Photography Pricing Tips | The Price Is Right – Tips for Setting Your Photography Prices
Photography Pricing Tips | For many shutterbugs, the dream of making money with photography doesn’t go beyond being able to pay for new equipment. Photography may simply be your favorite pastime if you already have a successful career, but if you are trying to make a business out of being creative, the first question that will come to your mind is “how much should I charge?” It’s funny – you may be the best photographer, but the right prices can be like the holy grail. And when you’re not really sure how much you should charge, or why you charge what you charge, it’s not easy to stay firm on your prices when your potential clients want to haggle you down to nothing.
Pricing yourself too low might gain you a ton of business, but it will also take up all your free time. Pricing yourself too high, particularly early on, will decrease your workload, but might also send you filing a job application at McDonald’s… again! Pricing photography services and products gives professional photographers more headaches than anything else in their business. Don’t be overwhelmed. Take the guess work out of pricing your work by following the following tips.
Why Does Pricing Cause So Much Trouble? | Photography Pricing Tips
Your confidence in your photography pricing is usually based onhow comfortable you actually feel about paying the prices you’re asking. We’re sure there have been times that you’ve looked at your own prices and caught yourself saying something like, “I don’t think my clients will want to pay that much“. However, remember that, as a photographer, you also have expenses to cover. You need to purchase equipment like a camera, lenses, a computer, software, storage devices… and the list goes on and on. You have to pay for website hosting, and maybe even a logo design and other brand elements. In other words, you have to remember that your work is worth something – no matter your level as a photographer, you still need to cover your expenses.
Know Your Market | Photography Pricing Tips
What is the average price of a photographer’s work in your niche, or your area? Compare and contrast, and determine where your work can fit in. Don’t forget to evaluate your service, quality of imagery, and professionalism. It is absolutely critical that you believe in the value and benefits of what you’re selling, and you must be confident in the prices you’re asking. This means that there must be no doubt that your fees represent good value for the client.
Know Your Client | Photography Pricing Tips
You are not your client! Take a moment to imagine how difficult it would be to sell something so expensive that you were forced to convince not only your client, but yourself as well, that the service is worth the price you are asking for it! Keep in mind that some people would rather pay more for a service if it means better quality. Some people cannot afford anything but the basics. Decide which client group you want to reach, and begin arranging your prices from there.
Evaluate Your Investment | Photography Pricing Tips
Do you know how much time you actually spend working on a portrait shoot or a wedding? It’s not just the “face time” – it’s also your travel time, time on the phone with a client, time you answering emails, and time you spend editing the images after the shoot is over.
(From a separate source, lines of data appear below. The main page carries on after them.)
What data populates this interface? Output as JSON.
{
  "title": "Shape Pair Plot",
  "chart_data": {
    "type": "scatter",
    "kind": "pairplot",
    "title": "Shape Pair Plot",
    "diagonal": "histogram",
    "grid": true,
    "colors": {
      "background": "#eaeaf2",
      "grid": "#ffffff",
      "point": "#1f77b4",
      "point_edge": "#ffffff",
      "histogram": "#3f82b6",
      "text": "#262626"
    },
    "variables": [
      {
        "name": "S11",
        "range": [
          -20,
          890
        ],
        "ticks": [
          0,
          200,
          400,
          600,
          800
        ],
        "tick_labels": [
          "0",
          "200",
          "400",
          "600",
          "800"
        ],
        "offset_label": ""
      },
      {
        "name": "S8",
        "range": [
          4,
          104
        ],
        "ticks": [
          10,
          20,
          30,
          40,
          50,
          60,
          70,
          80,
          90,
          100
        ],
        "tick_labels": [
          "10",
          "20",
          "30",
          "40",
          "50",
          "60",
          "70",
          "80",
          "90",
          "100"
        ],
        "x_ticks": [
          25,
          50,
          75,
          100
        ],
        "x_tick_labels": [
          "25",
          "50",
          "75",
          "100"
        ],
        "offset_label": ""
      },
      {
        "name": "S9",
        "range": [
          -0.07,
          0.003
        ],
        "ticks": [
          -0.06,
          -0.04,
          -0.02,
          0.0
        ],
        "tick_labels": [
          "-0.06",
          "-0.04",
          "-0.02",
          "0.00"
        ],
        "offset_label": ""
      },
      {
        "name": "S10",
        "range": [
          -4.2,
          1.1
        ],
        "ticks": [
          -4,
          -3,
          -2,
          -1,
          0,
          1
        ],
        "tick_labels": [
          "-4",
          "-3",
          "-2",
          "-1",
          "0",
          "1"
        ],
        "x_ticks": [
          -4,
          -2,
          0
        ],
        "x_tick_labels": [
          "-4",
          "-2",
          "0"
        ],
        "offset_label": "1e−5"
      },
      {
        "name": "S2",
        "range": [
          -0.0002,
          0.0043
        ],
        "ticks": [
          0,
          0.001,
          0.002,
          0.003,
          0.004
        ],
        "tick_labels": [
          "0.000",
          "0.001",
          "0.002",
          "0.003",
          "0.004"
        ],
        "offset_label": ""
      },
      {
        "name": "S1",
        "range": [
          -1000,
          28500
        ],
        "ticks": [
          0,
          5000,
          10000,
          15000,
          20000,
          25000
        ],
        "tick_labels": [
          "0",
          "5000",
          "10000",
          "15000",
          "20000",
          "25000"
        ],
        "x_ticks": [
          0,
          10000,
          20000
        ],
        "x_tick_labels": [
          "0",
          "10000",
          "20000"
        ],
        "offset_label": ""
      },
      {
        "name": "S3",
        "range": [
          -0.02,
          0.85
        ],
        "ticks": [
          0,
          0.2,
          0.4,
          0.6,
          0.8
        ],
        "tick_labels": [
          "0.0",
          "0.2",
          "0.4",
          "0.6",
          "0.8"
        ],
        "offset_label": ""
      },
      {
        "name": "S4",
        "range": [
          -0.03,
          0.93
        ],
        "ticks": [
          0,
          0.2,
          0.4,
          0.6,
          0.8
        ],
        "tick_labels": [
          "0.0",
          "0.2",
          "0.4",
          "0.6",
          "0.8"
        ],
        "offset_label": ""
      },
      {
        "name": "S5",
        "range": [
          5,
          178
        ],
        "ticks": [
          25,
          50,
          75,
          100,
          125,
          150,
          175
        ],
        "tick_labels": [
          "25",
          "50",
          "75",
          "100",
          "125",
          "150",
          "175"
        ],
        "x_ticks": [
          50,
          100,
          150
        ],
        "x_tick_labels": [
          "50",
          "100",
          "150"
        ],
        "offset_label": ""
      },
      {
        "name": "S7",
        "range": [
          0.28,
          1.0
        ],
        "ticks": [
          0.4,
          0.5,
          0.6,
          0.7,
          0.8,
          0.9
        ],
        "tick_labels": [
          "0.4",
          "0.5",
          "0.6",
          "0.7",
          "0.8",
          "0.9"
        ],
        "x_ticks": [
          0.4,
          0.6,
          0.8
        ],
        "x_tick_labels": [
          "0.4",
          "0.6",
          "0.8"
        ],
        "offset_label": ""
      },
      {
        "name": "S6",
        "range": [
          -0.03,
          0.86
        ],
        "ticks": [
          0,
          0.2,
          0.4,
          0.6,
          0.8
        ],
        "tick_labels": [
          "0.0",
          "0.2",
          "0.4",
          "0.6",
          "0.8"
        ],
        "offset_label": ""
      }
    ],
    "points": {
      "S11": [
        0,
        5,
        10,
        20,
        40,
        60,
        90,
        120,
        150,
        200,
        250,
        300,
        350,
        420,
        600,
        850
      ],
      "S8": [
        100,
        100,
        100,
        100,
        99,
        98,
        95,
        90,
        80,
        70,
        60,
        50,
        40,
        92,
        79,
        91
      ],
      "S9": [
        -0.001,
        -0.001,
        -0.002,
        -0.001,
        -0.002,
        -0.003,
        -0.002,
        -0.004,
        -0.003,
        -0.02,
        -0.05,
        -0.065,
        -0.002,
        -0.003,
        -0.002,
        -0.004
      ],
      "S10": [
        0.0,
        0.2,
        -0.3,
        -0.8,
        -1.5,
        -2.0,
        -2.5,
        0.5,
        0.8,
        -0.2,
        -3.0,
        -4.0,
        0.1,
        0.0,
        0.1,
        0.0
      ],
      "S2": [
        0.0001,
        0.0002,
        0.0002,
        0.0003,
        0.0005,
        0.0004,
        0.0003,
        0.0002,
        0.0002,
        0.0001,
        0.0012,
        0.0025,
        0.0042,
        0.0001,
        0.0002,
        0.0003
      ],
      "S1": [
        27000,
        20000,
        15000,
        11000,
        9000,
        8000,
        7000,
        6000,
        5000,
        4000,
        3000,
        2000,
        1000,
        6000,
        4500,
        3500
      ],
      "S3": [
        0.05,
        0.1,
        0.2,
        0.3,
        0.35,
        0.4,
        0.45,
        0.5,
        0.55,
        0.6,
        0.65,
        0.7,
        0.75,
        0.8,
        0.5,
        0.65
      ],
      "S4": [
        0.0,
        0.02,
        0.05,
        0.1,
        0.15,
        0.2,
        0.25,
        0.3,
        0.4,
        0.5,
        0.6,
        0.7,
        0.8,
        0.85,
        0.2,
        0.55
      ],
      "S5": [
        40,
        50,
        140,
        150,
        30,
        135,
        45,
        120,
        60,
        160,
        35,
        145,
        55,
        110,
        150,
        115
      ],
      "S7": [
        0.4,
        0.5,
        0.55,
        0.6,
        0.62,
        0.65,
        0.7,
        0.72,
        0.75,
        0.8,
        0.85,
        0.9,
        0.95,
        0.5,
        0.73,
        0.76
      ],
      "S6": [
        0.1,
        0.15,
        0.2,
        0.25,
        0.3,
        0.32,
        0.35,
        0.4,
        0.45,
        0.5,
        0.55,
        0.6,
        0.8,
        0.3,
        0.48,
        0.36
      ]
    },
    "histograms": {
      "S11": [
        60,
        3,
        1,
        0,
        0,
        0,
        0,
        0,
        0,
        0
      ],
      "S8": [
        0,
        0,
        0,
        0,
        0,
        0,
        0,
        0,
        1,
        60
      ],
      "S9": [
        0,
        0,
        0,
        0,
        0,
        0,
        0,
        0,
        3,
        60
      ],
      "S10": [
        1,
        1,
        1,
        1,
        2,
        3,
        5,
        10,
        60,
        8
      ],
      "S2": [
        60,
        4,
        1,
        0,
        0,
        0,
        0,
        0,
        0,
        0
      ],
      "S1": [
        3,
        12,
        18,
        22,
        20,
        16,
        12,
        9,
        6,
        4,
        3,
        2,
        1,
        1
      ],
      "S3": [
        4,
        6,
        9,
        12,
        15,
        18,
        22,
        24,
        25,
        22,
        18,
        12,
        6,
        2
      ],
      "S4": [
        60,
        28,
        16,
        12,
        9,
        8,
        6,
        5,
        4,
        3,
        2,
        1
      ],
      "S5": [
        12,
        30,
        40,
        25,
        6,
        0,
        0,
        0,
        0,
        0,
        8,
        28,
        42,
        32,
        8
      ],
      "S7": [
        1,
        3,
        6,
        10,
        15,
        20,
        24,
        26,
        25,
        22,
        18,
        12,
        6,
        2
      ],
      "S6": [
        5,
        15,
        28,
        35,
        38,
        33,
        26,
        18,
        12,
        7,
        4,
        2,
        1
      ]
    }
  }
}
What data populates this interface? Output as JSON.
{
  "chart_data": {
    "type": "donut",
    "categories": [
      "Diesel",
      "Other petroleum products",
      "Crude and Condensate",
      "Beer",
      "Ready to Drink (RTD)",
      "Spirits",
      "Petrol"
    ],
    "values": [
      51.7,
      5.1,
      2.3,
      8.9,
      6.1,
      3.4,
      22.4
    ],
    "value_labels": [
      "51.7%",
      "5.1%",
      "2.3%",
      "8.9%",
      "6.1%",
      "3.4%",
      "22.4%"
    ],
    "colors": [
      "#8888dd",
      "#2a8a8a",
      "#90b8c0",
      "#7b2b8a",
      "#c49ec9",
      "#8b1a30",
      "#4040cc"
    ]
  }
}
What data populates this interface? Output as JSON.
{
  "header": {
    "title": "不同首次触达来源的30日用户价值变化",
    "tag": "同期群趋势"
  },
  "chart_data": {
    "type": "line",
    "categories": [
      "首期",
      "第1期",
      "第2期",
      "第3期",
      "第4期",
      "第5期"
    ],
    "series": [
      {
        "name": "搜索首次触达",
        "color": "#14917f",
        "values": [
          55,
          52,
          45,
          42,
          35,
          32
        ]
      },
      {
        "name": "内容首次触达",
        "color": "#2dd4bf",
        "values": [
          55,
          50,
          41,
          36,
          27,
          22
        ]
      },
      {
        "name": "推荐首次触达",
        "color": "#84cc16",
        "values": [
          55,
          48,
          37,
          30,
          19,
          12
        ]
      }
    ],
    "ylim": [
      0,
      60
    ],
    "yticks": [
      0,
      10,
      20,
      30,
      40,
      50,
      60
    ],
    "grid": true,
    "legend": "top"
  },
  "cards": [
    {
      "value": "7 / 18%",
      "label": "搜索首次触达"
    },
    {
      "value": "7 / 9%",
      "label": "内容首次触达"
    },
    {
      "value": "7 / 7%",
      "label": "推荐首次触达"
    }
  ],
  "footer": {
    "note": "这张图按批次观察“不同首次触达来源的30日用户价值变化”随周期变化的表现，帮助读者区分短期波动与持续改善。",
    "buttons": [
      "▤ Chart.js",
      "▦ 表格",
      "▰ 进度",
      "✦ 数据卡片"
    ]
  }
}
Think about the hours of preperations, driving, shooting, editing, developmeing, service, quality, and interaction, and price your work accordingly.
Determine Your Expenses | Photography Pricing Tips
This has been said so many times, and it should be the starting point for any realistic price list, yet we still see too many photographers ignoring their costs in favor of basing their prices on what they see the local competition charging. This is where many photographers fall short of “making it” in the industry; they have not learned to pinpoint the additional costs of running this business outside jobs. The only way you can charge the fees appropriate to you and your photography business is to base your prices on what it costs YOU to do business.
Market Ahead Of Time | Photography Pricing Tips
You should publish some of your prices on your website. This is the first step in managing client expectations and not getting the sticker-shocked client trying to weasel their way out of paying your prices. Letting client’s know of your prices far enough in advance can allow them time to gather their pennies and arrange budgets.